Saturday, August 06, 2005

FUCKING PLOW!!!

Fucking Plow should have been the new name of the band, but instead they chose Plow United. It makes no sense, but it's what they wanted. They could no longer go on being Plow because some band from Baltimore was going to sue them. I think their unofficial name was Fucking Plow because that's whate everybody called them. If you knew who they were and they were playing then you called them Fucking Plow. If they you missed one of their shows, you called them Fucking Plow. Here's how it usually went down.

GUY ..1: Hey, who's playing the show tonight?
GUY ..2: Dude, fucking PLOW is playing.
GUY ..1: Wow, holy shit. I'm calling off work.

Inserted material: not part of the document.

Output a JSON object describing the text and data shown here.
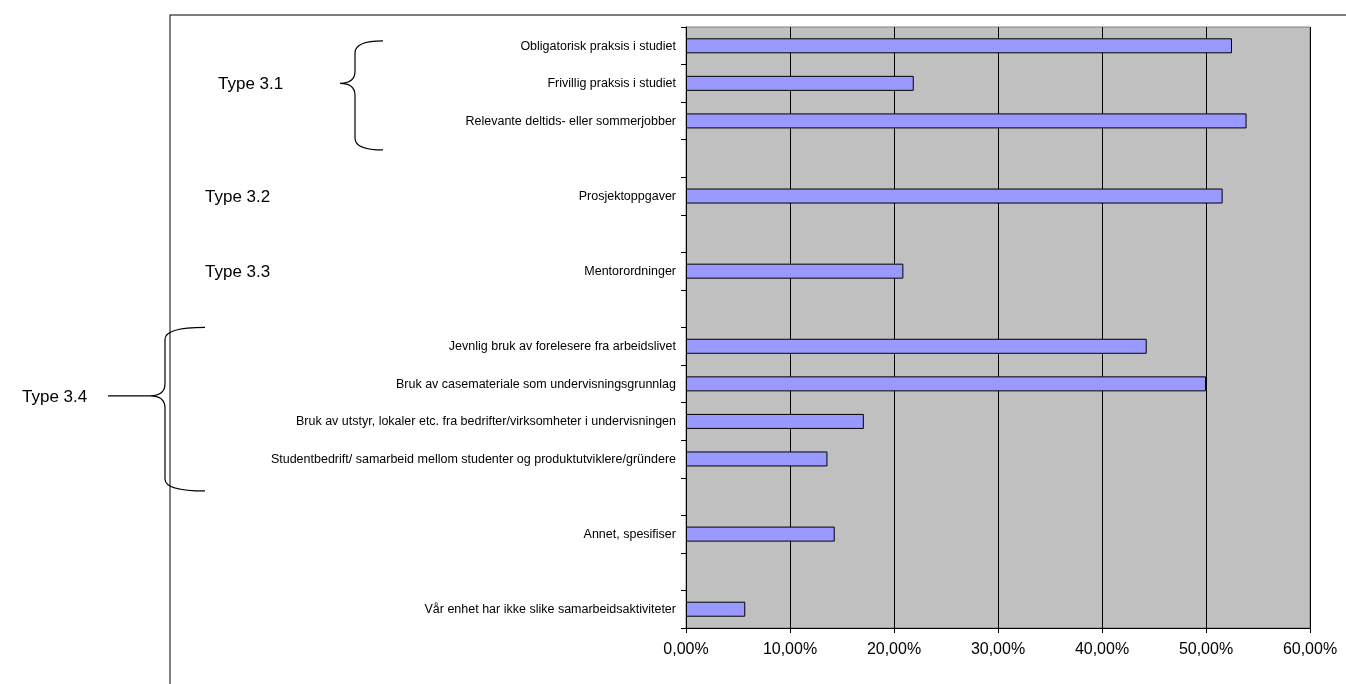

Or if you missed the show, it went like this:

GUY ..1: Dude, where were you last night? You totally missed the show.
GUY ..2: I know. My girlfriend wanted me to spend time with her.
GUY ..1: That sucks. You missed a great show.
GUY ..2: Really? Who played?
GUY ..1: Plow.
GUY ..2: Fucking Plow? Hand me my gun.

They were quite simply, the greatest band to ever come out of Pennsylvania. It's that simple. And today, I received their remixed, remastered, rereleased albums. They come complete with a few bonus tracks. And folks, they sound insanely good. Even their kind of shitty sounding, yet ass rocking, first album sounds god damn great. If I were you, I would kill myself, but first, I'd be jealous of me.

Fucking Plow!

Tuesday, August 02, 2005

Cold Showers and Wrong Numbers

So, the number that I've been trying to get ahold of my father with for the past month or so, has turned out to be the wrong number. I used to have it written down, but then I put it into my speed dial to make it easier. Well, apparently, I'm a fucktard and put in the wrong number. Which really sucks because he's pretty handy with electricity and my electric hot water tank isn't working. See my problem? That's right. No hot water.

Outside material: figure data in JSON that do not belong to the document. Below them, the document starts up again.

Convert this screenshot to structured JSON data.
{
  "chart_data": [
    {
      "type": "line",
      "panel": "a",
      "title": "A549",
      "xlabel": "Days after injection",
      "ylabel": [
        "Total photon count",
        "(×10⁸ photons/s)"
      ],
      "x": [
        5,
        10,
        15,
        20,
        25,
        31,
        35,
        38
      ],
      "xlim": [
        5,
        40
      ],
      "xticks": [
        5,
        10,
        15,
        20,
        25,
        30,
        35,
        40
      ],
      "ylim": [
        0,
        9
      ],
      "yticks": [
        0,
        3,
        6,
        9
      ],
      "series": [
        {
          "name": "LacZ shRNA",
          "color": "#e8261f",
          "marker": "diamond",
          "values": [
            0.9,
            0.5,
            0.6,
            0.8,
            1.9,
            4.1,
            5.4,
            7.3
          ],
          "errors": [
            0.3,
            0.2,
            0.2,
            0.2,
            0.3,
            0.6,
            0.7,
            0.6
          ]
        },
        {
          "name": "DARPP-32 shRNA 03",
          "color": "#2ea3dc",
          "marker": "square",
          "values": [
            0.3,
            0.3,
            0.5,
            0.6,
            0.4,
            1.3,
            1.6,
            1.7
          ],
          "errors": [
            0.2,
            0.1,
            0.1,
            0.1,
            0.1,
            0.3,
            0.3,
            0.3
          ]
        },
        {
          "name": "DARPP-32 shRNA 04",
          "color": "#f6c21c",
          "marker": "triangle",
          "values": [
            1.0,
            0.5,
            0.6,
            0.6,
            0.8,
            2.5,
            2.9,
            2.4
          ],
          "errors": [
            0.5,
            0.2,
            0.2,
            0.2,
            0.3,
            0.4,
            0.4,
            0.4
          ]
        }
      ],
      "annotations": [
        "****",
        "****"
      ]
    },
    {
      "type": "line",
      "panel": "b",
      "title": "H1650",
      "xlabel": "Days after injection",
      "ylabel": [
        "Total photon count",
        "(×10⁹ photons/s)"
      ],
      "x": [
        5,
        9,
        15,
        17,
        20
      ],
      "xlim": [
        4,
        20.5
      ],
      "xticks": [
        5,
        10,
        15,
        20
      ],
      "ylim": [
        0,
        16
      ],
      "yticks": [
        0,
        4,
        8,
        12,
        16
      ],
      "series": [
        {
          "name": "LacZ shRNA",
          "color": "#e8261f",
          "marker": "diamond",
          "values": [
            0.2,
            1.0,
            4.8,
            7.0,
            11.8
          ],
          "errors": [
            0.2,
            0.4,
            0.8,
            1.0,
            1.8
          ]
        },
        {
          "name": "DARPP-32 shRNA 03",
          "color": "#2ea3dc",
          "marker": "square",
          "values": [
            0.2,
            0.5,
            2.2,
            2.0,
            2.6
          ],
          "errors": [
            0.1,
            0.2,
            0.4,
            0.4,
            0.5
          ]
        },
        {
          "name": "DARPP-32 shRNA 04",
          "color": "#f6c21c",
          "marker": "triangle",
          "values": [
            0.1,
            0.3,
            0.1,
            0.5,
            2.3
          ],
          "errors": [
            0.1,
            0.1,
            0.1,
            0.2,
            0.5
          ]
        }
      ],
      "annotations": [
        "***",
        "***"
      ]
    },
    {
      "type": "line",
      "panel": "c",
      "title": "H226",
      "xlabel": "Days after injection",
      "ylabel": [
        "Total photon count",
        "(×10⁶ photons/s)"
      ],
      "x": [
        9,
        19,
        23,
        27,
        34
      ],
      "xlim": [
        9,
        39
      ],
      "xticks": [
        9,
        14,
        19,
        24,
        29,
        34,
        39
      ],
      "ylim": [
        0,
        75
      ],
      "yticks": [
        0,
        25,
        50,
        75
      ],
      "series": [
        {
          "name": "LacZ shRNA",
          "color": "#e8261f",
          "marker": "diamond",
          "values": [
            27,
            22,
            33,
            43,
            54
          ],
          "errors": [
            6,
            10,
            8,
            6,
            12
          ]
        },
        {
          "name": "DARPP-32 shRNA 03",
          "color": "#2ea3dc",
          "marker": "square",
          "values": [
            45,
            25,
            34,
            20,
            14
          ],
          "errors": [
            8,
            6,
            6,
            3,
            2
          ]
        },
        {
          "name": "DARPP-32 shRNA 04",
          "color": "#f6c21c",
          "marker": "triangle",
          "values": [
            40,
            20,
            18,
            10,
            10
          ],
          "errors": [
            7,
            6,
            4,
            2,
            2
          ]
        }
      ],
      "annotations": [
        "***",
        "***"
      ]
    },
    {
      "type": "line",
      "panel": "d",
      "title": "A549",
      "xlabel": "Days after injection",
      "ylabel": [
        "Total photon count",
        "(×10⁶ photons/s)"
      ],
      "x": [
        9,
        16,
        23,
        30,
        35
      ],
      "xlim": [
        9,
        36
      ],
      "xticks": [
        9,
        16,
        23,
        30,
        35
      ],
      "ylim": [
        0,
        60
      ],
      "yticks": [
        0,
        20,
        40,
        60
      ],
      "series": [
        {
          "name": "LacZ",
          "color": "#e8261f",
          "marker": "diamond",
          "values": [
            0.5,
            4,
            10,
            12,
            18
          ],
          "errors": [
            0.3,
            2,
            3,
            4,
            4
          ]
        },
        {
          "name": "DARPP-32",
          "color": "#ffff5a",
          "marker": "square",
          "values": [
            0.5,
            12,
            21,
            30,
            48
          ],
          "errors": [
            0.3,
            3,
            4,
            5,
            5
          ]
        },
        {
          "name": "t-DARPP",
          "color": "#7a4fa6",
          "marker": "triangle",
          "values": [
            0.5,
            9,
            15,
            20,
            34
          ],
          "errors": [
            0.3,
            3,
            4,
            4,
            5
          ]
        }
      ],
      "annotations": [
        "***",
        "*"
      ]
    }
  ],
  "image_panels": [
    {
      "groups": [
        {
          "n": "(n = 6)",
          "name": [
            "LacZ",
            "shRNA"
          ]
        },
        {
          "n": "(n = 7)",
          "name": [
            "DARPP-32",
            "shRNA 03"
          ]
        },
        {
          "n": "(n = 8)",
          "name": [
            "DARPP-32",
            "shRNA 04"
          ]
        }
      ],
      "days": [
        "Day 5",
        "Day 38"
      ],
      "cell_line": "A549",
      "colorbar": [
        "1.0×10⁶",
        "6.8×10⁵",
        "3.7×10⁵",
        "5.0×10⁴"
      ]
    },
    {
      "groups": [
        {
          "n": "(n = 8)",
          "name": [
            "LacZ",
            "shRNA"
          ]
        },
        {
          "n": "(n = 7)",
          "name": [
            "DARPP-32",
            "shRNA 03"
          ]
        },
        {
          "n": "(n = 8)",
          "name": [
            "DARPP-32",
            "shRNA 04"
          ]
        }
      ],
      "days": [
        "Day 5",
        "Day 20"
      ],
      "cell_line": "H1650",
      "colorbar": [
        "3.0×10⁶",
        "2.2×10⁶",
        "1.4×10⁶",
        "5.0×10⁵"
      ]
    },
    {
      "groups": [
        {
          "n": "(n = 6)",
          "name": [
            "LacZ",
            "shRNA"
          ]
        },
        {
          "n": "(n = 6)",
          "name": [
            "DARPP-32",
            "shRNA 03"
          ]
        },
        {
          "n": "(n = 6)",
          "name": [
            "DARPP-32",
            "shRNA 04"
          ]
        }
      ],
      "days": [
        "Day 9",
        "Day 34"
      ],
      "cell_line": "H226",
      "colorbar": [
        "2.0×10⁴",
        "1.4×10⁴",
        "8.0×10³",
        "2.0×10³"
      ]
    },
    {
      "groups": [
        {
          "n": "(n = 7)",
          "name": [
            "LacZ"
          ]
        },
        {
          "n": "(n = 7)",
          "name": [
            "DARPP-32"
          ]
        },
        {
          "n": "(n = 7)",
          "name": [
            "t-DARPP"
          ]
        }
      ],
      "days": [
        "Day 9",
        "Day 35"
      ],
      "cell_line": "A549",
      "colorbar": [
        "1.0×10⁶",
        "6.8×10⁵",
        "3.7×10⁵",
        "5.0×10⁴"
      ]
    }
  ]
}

I had to take a cold shower today and boy, do I have taking them. After I'm done, I still don't feel clean. When I'm at work and it's over 150 degrees inside the plant, everyone talks about going home and taking a cold shower. I scoff at the notion. All cold showers do for me is cool me down a bit, but they don't get the dirt off nearly as well as hot showers. I mean, does anyone wash their dishes in cold water? No and for a reason. Hot water breaks down the dirt better. It's fucking science. People at work don't get it. But I did introduce my little shower trick to them. Start out with your normal hot shower and after your clean, slowly turn the hot water off. Little by little. After about five minutes, you're getting hit with cold water, but you eased into it, so it's not a shock to the system, but you're still cold. It's the genius of me.

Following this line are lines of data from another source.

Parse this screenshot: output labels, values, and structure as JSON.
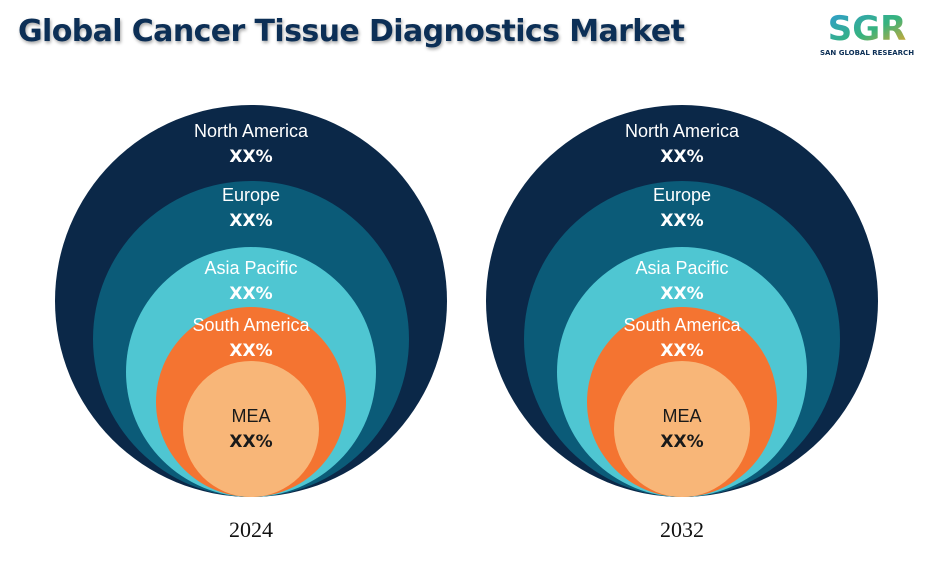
{
  "title": "Global Cancer Tissue Diagnostics Market",
  "logo": {
    "text": "SGR",
    "subtitle": "SAN GLOBAL RESEARCH",
    "colors": [
      "#2f9bd7",
      "#36b37e",
      "#f5a623"
    ]
  },
  "chart_data": {
    "type": "nested-circles",
    "title": "Global Cancer Tissue Diagnostics Market",
    "charts": [
      {
        "year": "2024",
        "segments": [
          {
            "name": "North America",
            "value": "XX%",
            "color": "#0b2848",
            "text_color": "#ffffff"
          },
          {
            "name": "Europe",
            "value": "XX%",
            "color": "#0b5b78",
            "text_color": "#ffffff"
          },
          {
            "name": "Asia Pacific",
            "value": "XX%",
            "color": "#4fc6d2",
            "text_color": "#ffffff"
          },
          {
            "name": "South America",
            "value": "XX%",
            "color": "#f47431",
            "text_color": "#ffffff"
          },
          {
            "name": "MEA",
            "value": "XX%",
            "color": "#f8b678",
            "text_color": "#1a1a1a"
          }
        ]
      },
      {
        "year": "2032",
        "segments": [
          {
            "name": "North America",
            "value": "XX%",
            "color": "#0b2848",
            "text_color": "#ffffff"
          },
          {
            "name": "Europe",
            "value": "XX%",
            "color": "#0b5b78",
            "text_color": "#ffffff"
          },
          {
            "name": "Asia Pacific",
            "value": "XX%",
            "color": "#4fc6d2",
            "text_color": "#ffffff"
          },
          {
            "name": "South America",
            "value": "XX%",
            "color": "#f47431",
            "text_color": "#ffffff"
          },
          {
            "name": "MEA",
            "value": "XX%",
            "color": "#f8b678",
            "text_color": "#1a1a1a"
          }
        ]
      }
    ]
  }
}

Hey, everyone. Go to Passion.com. They have Sexy Personals that ROCK. It must be true. I'm looking at the ad right now. The internet would never lie to me. Good old Passion.com. I'm sure that there are a ton of women in their system looking for a fat 25 year old without a car. Oh wait, it's actually an offshoot site for AdultFriendFinder.com which doesn't work. I joined it once to see who in St. Marys was in the system. A lot of them, but none of them were real people. I found that out by looking at a picture of a girl from St. Marys. Then fifteen minutes later she was Dagus Mines. Then five minutes after that she was from Ridgway. Either this was a fraud or this girl really can't pay her rent. Either way, I'm not getting laid.